Collective Volition is a technical term, not just an aggregate of people's
At the risk of getting it wrong, I'll write why I think you are.
> The problem is stressed humans. That includes those who think they see
> "looming privation" in the future and the ones who have been switched into
> a degraded mode of thinking (non-rational) by a physical attack. The
> "collective volition" of such people is scary.
Collective Volition is not about what humans want, right now. Doubtless if
implemented thus, we'd get a machine to print currency. The CV is about what
humans congruently want if they were more like the person they wish they
were, id est, knew more, had unbound time to think about it, and unbound
information about the issue. You may argue that there will be no congruence,
and I have no counter-argument for that.
So, even in the worst of times, people have an idealist desire not to wage
war, etc.

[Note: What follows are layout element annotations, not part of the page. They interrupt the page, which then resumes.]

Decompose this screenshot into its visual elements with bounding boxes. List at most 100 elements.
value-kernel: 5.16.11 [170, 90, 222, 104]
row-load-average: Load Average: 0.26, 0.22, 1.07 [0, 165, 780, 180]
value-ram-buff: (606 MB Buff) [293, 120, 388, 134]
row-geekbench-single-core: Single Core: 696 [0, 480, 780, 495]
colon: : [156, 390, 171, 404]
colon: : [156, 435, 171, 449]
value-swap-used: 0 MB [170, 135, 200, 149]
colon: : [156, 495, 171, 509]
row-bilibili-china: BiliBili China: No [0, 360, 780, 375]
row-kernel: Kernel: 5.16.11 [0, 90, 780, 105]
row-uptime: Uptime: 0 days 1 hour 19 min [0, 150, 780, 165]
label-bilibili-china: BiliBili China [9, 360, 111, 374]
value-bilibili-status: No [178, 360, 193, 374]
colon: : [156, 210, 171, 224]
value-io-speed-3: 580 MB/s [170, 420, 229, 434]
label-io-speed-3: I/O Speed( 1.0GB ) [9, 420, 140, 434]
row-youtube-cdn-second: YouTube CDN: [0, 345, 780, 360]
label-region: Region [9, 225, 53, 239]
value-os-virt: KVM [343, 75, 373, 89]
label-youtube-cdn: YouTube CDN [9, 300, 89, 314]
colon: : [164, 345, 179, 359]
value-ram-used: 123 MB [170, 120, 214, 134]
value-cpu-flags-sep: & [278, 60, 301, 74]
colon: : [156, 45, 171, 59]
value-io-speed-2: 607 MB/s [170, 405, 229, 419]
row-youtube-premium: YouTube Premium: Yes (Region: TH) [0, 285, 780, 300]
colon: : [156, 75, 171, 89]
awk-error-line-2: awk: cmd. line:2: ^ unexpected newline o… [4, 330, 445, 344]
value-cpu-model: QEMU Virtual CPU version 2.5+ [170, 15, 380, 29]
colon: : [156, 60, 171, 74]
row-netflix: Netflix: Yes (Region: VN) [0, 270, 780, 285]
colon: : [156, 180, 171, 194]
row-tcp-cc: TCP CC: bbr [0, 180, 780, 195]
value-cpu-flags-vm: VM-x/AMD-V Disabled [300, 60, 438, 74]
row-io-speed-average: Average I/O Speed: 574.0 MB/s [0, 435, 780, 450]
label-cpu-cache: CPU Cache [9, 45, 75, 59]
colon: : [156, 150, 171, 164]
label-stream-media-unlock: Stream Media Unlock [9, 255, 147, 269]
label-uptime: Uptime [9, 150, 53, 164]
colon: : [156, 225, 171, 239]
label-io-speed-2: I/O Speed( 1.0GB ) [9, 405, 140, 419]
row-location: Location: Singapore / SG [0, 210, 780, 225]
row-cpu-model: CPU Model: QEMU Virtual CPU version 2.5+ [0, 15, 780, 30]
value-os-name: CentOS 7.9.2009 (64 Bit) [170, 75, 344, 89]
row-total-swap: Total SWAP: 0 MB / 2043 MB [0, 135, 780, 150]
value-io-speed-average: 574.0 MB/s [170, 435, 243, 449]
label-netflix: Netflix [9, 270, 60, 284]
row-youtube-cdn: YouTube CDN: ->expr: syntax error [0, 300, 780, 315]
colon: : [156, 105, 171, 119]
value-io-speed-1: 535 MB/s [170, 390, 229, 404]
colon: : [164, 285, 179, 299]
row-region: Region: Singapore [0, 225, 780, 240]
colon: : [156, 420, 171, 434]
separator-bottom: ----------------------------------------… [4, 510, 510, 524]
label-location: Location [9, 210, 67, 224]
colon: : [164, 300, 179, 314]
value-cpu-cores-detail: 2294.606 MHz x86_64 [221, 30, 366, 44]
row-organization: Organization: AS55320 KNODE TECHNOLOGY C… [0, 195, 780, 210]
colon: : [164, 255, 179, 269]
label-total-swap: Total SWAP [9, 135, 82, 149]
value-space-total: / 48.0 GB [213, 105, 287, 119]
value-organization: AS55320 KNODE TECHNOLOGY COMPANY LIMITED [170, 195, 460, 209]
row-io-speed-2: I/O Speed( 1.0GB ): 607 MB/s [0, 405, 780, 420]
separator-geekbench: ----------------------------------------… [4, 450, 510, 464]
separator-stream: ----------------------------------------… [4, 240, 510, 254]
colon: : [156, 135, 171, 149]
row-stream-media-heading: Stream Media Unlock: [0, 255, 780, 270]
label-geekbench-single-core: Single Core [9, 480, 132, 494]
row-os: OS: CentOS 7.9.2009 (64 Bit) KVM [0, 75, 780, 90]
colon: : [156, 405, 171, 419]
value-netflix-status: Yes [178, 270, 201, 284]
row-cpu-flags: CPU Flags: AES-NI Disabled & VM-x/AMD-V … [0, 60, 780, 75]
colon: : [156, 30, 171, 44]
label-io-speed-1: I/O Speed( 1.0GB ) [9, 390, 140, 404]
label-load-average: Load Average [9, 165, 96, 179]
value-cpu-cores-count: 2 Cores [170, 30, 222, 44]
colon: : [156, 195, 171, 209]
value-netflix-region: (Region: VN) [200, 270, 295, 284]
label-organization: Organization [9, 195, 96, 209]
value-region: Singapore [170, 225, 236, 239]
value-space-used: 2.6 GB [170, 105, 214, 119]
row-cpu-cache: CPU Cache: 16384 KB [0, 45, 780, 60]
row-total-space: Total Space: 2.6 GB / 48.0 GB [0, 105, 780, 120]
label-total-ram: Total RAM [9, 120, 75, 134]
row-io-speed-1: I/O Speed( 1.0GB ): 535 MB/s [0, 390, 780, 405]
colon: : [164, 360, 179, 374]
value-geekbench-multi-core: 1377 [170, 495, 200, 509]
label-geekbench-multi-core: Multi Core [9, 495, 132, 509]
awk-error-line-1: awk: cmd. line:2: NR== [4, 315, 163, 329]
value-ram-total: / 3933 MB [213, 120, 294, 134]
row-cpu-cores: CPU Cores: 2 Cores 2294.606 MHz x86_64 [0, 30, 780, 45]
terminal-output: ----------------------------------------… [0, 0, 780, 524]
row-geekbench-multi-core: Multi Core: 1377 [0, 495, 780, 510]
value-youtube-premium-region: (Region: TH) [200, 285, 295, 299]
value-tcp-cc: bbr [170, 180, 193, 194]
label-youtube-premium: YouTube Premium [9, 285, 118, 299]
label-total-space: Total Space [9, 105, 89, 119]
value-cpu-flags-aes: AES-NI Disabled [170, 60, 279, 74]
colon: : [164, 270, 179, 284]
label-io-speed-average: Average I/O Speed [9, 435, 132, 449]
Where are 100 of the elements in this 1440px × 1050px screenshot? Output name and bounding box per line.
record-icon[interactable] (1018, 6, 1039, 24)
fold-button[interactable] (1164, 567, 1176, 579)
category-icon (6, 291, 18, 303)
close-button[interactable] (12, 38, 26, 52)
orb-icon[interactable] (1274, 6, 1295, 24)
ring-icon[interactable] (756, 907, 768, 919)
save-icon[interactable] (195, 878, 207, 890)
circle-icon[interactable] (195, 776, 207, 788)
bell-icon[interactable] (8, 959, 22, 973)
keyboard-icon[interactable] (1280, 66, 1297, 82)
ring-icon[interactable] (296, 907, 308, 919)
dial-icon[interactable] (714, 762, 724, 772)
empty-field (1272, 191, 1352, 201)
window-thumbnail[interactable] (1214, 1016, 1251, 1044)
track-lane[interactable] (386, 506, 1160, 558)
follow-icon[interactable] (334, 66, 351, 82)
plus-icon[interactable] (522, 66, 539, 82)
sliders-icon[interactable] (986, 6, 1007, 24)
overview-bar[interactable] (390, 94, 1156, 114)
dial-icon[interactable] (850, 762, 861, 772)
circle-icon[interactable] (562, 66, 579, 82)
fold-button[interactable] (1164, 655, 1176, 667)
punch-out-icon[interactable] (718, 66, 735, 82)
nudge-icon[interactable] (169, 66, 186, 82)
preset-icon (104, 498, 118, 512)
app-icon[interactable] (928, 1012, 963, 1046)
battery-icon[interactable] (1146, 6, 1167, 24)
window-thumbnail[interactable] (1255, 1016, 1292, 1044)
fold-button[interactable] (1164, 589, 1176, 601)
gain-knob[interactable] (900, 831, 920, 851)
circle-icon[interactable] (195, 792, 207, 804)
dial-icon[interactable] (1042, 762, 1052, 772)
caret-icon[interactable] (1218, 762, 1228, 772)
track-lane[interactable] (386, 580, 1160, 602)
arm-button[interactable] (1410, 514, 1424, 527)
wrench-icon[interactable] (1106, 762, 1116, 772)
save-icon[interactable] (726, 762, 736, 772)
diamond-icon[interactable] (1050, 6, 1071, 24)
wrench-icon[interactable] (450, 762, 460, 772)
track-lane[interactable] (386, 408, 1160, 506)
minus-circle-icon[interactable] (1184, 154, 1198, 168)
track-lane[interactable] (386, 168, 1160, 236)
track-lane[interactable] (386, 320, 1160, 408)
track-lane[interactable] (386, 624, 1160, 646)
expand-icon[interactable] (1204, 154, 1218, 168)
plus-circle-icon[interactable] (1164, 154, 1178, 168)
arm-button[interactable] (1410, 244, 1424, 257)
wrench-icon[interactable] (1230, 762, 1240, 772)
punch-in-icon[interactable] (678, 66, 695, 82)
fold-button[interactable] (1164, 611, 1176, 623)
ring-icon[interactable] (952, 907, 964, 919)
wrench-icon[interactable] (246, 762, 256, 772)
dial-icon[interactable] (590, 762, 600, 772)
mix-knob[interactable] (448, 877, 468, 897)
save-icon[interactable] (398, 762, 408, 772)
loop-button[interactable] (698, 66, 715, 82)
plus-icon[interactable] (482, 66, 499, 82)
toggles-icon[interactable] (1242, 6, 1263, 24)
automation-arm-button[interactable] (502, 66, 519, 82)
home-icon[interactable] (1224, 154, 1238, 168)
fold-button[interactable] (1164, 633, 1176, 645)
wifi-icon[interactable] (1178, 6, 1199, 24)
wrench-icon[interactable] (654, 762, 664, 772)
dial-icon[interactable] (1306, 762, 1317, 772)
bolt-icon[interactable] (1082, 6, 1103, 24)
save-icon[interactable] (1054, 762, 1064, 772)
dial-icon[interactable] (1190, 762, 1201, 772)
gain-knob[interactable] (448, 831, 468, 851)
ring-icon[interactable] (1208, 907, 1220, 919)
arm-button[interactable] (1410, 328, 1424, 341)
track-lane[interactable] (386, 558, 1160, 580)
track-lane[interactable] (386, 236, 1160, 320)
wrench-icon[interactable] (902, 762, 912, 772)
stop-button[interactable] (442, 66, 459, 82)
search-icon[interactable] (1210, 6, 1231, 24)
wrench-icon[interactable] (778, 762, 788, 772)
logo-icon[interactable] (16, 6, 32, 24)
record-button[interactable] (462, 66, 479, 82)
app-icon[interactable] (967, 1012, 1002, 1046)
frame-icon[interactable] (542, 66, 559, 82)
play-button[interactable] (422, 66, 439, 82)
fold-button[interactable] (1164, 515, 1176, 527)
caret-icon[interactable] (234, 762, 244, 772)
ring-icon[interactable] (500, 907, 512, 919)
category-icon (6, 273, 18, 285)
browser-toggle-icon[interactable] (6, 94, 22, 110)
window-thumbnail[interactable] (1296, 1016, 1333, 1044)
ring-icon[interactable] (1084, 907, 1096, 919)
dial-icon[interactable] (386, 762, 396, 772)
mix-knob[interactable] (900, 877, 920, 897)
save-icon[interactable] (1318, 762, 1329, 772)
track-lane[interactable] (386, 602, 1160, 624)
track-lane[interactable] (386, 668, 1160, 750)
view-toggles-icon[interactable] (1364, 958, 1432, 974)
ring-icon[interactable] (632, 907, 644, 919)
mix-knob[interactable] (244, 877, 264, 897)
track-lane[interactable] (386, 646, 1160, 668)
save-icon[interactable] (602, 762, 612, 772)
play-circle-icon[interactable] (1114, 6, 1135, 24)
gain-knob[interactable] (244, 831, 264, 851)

This would be picked up by CV, and the extrapolated volition would
come from agents that would be less prone to war and to irrational thinking.
Likewise the virtues of tolerance, happiness and Western *Liberal Democracy
have been thoroughly established as desired by the powers that be, to the
point that claiming one agrees with them is condition sine qua non to hold
power, and so it is likely that CV would extrapolate from tolerant,
happiness-driven Liberal-Democratic individuals. I'm not sure myself this is
an entirely great thing, but the EP issues are pretty much non-existent for
CV, as CV considers what we wish we were, and not what we are, and one thing
we all wish we were is free from the evolutionary detritus of our past,
*1I mean here the traditional, early XX century meaning of Western Liberal
Democracy, nothing about political orientation itself.